EATING OUT: How hard is it to deliver hot food?

Madame Connoisseuse is left bitterly disappointed after ordering pizzas online. PHOTO| FILE| NATION MEDIA GROUP

What you need to know:

  • I was notified that delivery would be in about 40 minutes.
  • The beauty of the app was that I was able to track the live location of my order.
  • An hour later and there was still no pizza in sight.
  • I got a call from Jumia informing me that there had been a delay in dispatching my order because of a backlog of orders.

This past Friday, my friend paid me an impromptu visit. You know how we’ve been conditioned in Kenyan society; you must always feed your guests.

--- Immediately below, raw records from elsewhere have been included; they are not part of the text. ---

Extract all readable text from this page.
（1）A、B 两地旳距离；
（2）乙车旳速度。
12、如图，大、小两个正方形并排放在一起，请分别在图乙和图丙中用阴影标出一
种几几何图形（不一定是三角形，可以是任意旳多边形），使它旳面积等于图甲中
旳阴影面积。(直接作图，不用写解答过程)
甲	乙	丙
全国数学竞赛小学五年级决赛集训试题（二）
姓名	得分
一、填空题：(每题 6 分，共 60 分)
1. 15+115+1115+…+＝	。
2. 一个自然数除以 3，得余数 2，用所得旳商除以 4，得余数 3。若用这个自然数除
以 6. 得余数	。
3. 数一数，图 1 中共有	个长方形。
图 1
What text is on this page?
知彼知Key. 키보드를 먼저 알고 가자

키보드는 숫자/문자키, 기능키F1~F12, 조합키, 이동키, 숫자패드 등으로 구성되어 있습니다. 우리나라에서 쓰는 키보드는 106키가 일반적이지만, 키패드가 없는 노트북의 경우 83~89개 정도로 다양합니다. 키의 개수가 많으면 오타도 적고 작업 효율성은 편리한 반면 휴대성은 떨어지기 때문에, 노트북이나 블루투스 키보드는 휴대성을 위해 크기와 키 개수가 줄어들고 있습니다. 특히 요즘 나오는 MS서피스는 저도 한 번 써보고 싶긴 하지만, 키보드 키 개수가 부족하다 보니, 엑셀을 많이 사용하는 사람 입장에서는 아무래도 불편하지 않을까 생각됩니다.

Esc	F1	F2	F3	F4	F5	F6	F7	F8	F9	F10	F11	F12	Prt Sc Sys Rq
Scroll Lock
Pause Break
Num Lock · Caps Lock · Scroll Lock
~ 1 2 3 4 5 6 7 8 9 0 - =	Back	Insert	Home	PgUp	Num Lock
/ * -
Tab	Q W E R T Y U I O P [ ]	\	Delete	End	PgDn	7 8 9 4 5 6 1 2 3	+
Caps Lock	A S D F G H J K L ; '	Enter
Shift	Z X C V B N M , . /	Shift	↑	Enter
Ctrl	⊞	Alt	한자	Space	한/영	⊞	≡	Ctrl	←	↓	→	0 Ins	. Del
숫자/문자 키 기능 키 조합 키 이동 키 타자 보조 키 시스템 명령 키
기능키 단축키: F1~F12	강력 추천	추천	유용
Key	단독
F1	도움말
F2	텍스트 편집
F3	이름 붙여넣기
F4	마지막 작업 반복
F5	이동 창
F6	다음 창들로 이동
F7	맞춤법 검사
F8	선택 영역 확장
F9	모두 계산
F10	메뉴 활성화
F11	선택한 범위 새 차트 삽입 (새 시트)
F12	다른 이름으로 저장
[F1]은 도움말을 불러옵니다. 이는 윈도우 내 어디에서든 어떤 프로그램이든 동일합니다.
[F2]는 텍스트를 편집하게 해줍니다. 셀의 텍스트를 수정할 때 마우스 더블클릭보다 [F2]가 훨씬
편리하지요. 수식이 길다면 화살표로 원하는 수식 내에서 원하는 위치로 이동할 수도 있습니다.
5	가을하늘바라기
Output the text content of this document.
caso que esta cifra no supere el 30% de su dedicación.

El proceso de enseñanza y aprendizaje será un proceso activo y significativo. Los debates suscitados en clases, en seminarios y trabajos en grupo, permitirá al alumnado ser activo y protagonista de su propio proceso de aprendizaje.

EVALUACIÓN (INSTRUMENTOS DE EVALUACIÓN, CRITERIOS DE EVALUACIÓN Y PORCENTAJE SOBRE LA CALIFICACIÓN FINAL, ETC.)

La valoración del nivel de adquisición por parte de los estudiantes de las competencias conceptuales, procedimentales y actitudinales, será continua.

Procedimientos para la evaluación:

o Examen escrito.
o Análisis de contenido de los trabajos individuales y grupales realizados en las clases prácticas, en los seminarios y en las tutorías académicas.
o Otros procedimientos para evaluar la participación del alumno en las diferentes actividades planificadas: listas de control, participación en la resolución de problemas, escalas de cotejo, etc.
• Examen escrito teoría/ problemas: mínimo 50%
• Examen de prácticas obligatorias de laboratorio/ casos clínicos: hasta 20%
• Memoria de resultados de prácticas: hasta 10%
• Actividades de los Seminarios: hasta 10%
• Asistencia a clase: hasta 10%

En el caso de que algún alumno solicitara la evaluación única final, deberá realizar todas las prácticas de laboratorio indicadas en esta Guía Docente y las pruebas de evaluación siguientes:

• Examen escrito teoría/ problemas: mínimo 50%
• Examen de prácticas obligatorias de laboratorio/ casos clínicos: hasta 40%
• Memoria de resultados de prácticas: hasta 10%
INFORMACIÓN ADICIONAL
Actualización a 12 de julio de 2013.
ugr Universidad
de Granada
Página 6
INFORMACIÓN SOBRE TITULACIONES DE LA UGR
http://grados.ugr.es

Growing up with my grandma has had repercussions, like me always insisting that a guest should at the very least have a cup of strong tea at my house regardless of whether they just spent all afternoon making trips back and forth from a buffet. Having no food in the house, and the month still being “Njaanuary”, I started to fret over what they would eat.

A quick browse through Jumia Food and I discovered that Debonairs Pizza had a very tempting Friday offer — two large or standard pizzas for the price of one. I quickly browsed through the flavours on offer and decided to get two standard ones at Sh1,000 — a Something Meaty pizza and a BBQ chicken one. I was notified that delivery would be in about 40 minutes, and the beauty of the app was that I was able to track the live location of my order hence didn’t have to constantly keep pestering him with the umefika wapi? calls.

An hour later and there was still no pizza in sight. There is something about the anticipation of food that always heightens one’s hunger even if they were not that famished. My friend, who had insisted that he wasn’t hungry, had by this time started loudly wondering if my order had perhaps been cancelled.

As if on cue, I got a call from Jumia informing me that there had been a delay in dispatching my order because of a backlog of orders that evening. The Friday offer is seemingly very popular. My pizzas, I was told, would be delivered in the next 20 minutes.

Forty-five minutes later, however, there was no pizza in sight. My friend had by now resorted to eating the jaggery I had brought back from a recent road trip. My resolve to regale him with tales from the road trip so he wouldn’t think about how hungry he was starting to wane. I got another call from Jumia telling me that since my order was terribly late, they would shave off Sh300 off my bill.

Almost three hours after placing the order, the pizzas were finally delivered. It was heading to midnight and I had even started dozing off. The pizzas were cold, the cheese had hardened and the vegetables looked soggy and shrivelled.

The Something Meaty pizza was laden with various types of meat- which had been the initial attraction- but it turned to be the least favourite. The BBQ Chicken pizza, which had mushrooms and a rich bbq sauce, would actually be a decent dish if served hot off the oven. We finished eating the pizzas in a matter of minutes, mostly fuelled by hunger and the culmination of a long delayed gratification. Serving pizzas cold should be a crime for which pizza houses should get sued.